Recursive solution in C++ passing values by reference

We are using C++ so we can pass values by reference. This allows us to return the node value, but also update the counter by passing a pointer to it.

template<typename T>
class Solution : public LinkedList<T> {
    public:
        T returnKthToLast(int k) {
            int i = -1; //because I want that k = 0 means get the last element
            return returnKthToLast_aux(k, this->head, i)->data;
        }
    private:
        T returnKthToLast_aux(int k, Node<T>* current, int & index) {
            if(current == NULL)
                return NULL;
                
            Node<T>* result = returnKthToLast_aux(k, current->next, index);       
            index++;
            if(index == k)
                return current;
            return result;
        }
};

Actually, we can do this in Java too, wrapping the counter value with simple class (or even a single element array). In this way we can mimic passing by reference.
(The solution is simply replacing int & index with the below class).

class Index {
	public int value = 0;
}

Iterative solution in C++

We place a pointer to the first element in the list and one to the Kth element. Then we slide them simultaneously across the list, until the second pointer will point to the last element.
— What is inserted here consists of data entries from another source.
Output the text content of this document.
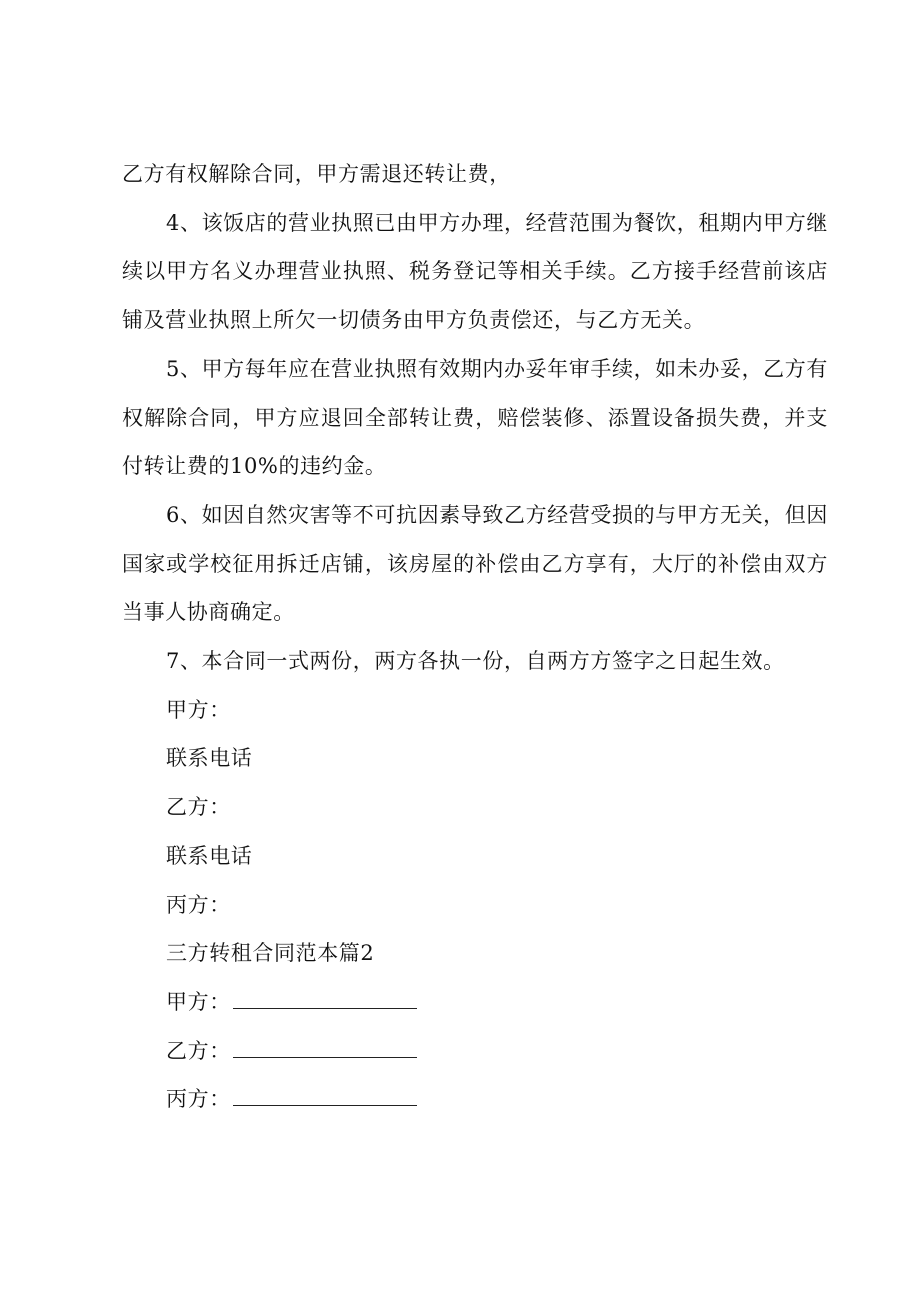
乙方有权解除合同，甲方需退还转让费，

4、该饭店的营业执照已由甲方办理，经营范围为餐饮，租期内甲方继续以甲方名义办理营业执照、税务登记等相关手续。乙方接手经营前该店铺及营业执照上所欠一切债务由甲方负责偿还，与乙方无关。

5、甲方每年应在营业执照有效期内办妥年审手续，如未办妥，乙方有权解除合同，甲方应退回全部转让费，赔偿装修、添置设备损失费，并支付转让费的10%的违约金。

6、如因自然灾害等不可抗因素导致乙方经营受损的与甲方无关，但因国家或学校征用拆迁店铺，该房屋的补偿由乙方享有，大厅的补偿由双方当事人协商确定。

7、本合同一式两份，两方各执一份，自两方方签字之日起生效。

甲方：

联系电话

乙方：

联系电话

丙方：

三方转租合同范本篇2

甲方：

乙方：

丙方：
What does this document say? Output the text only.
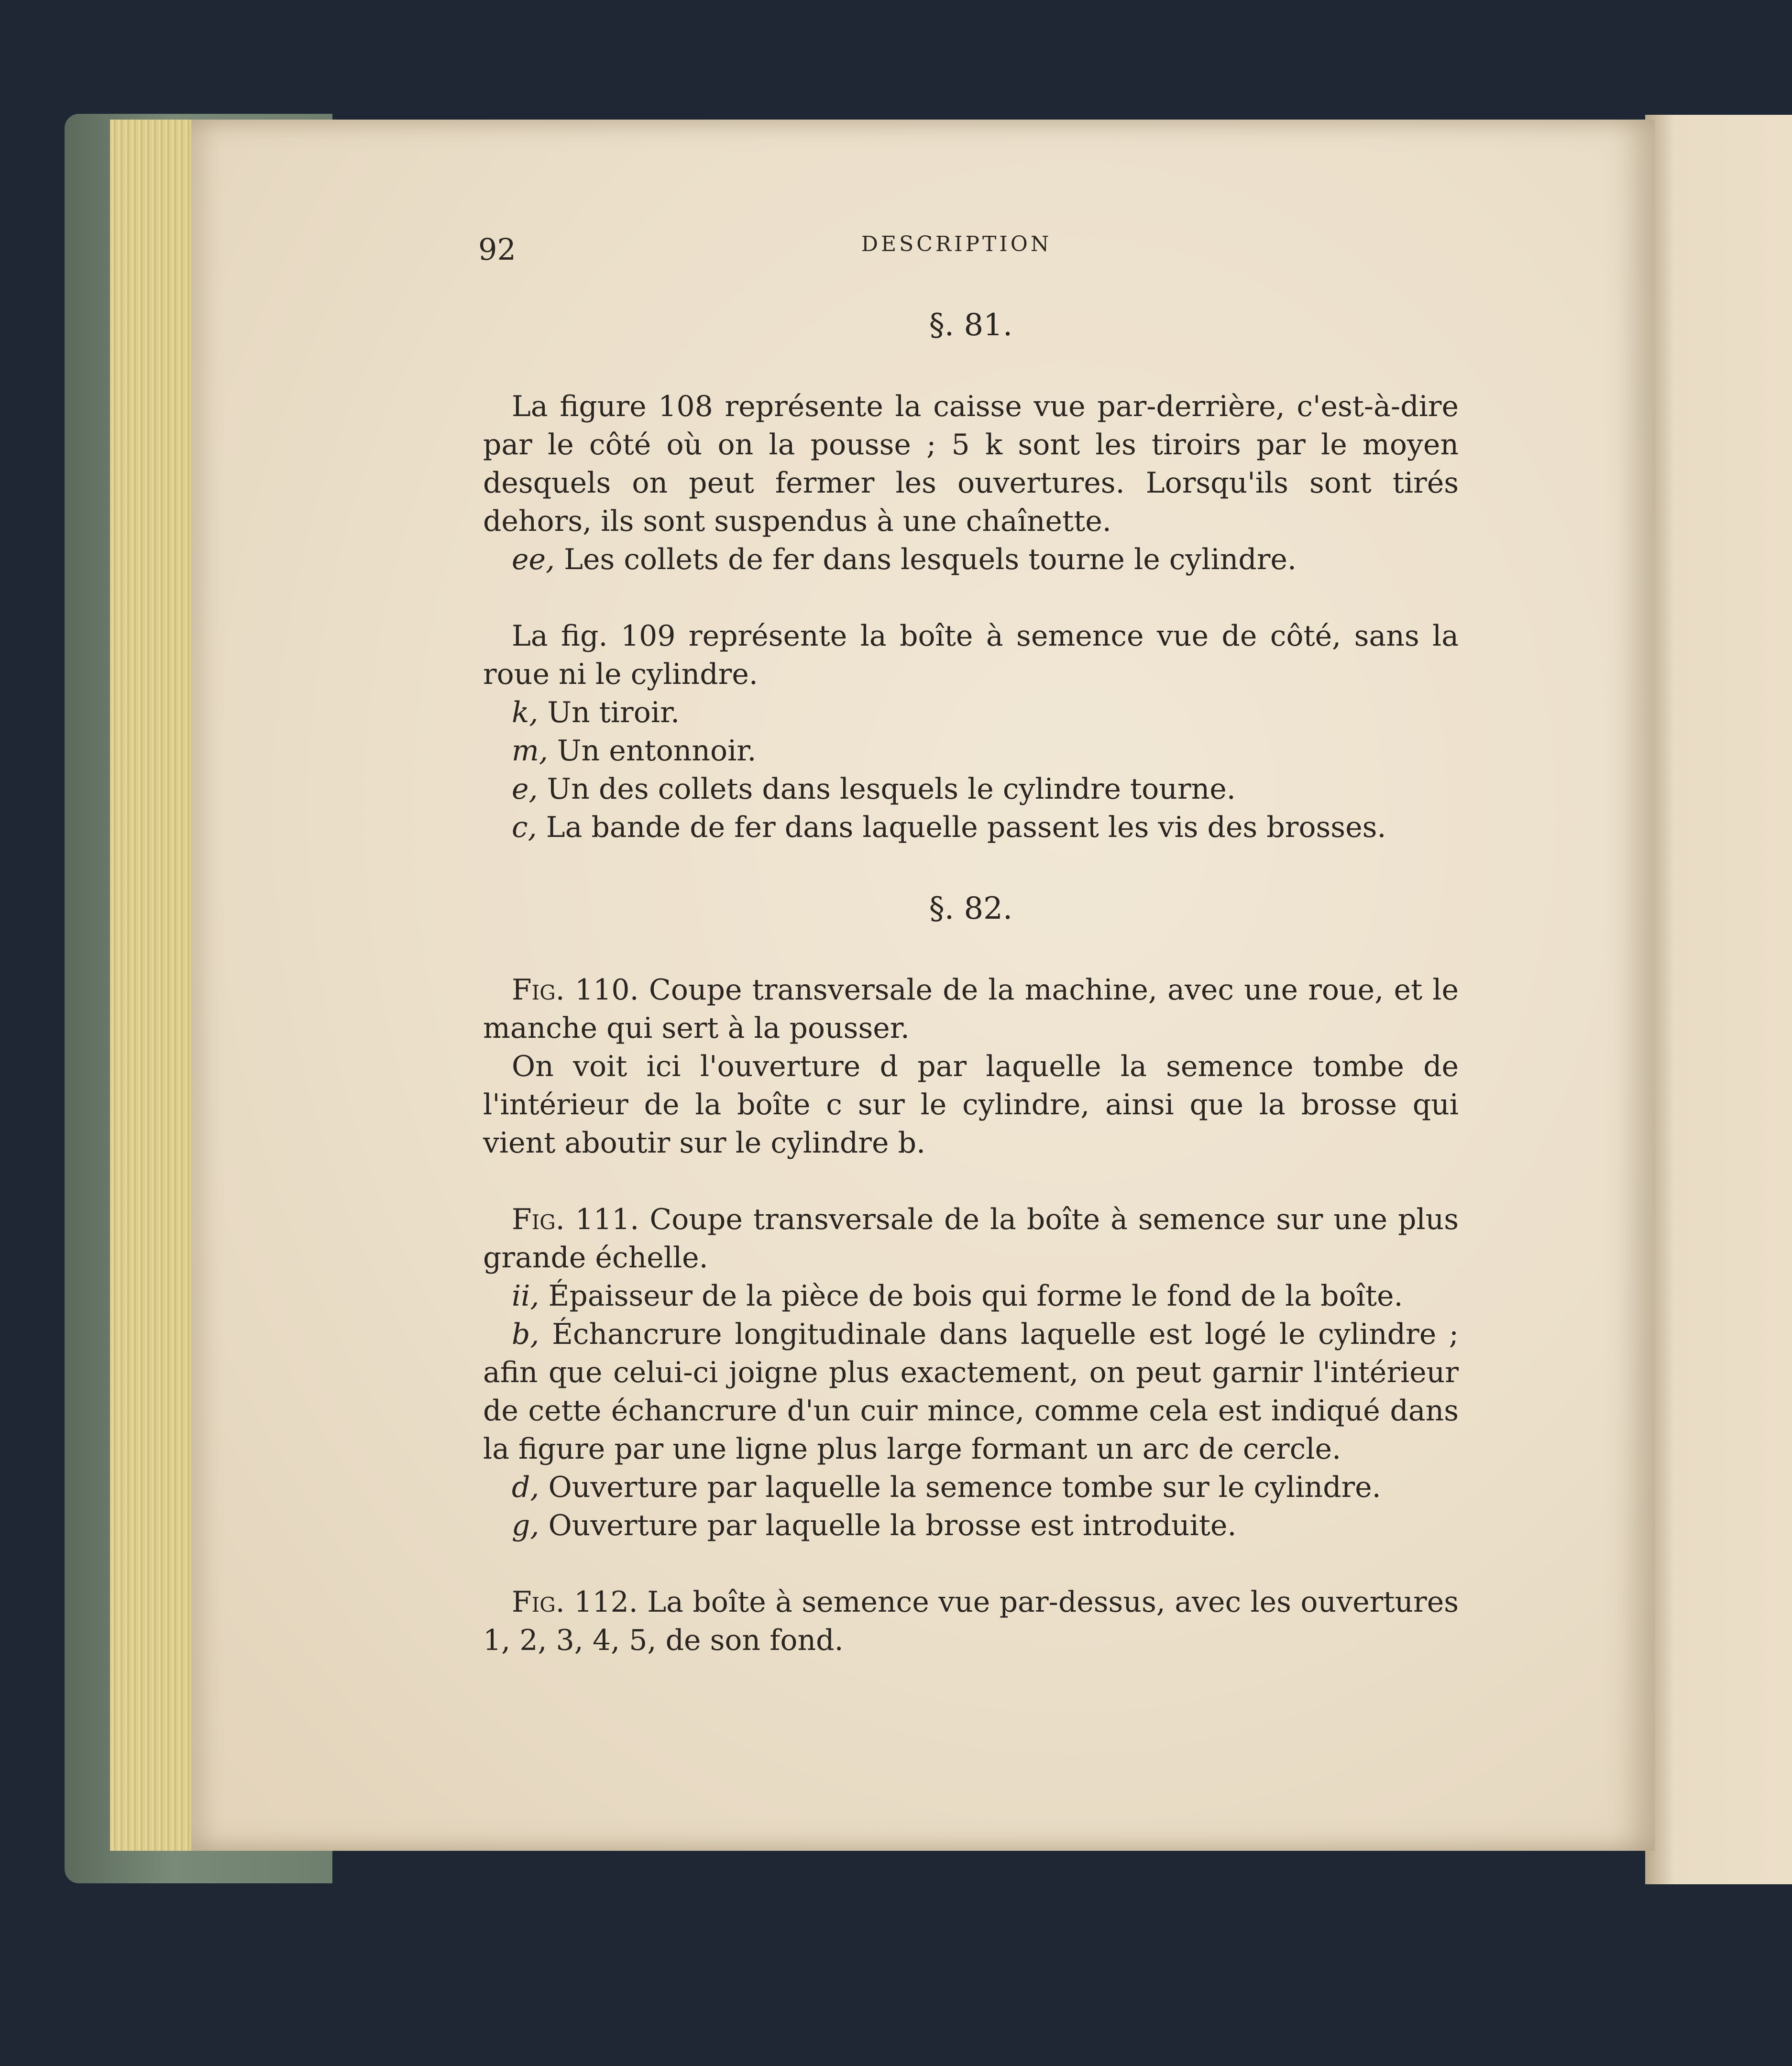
92	DESCRIPTION
§. 81.

La figure 108 représente la caisse vue par-derrière, c'est-à-dire par le côté où on la pousse ; 5 k sont les tiroirs par le moyen desquels on peut fermer les ouvertures. Lorsqu'ils sont tirés dehors, ils sont suspendus à une chaînette.

ee, Les collets de fer dans lesquels tourne le cylindre.

La fig. 109 représente la boîte à semence vue de côté, sans la roue ni le cylindre.

k, Un tiroir.

m, Un entonnoir.

e, Un des collets dans lesquels le cylindre tourne.

c, La bande de fer dans laquelle passent les vis des brosses.

§. 82.

Fig. 110. Coupe transversale de la machine, avec une roue, et le manche qui sert à la pousser.

On voit ici l'ouverture d par laquelle la semence tombe de l'intérieur de la boîte c sur le cylindre, ainsi que la brosse qui vient aboutir sur le cylindre b.

Fig. 111. Coupe transversale de la boîte à semence sur une plus grande échelle.

ii, Épaisseur de la pièce de bois qui forme le fond de la boîte.

b, Échancrure longitudinale dans laquelle est logé le cylindre ; afin que celui-ci joigne plus exactement, on peut garnir l'intérieur de cette échancrure d'un cuir mince, comme cela est indiqué dans la figure par une ligne plus large formant un arc de cercle.

d, Ouverture par laquelle la semence tombe sur le cylindre.

g, Ouverture par laquelle la brosse est introduite.

Fig. 112. La boîte à semence vue par-dessus, avec les ouvertures 1, 2, 3, 4, 5, de son fond.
Magically, the first pointer will now point to the element at position length - 1 - k.

template<typename T>
class Solution : public LinkedList<T> {
    public:
        T returnKthToLast(int k) {
            Node<T>* result = this->head;
            Node<T>* runner = this->get(k);

            while(runner->next != NULL) {
                runner = runner->next;
                result = result->next;
            }
            return result->data;
        }
};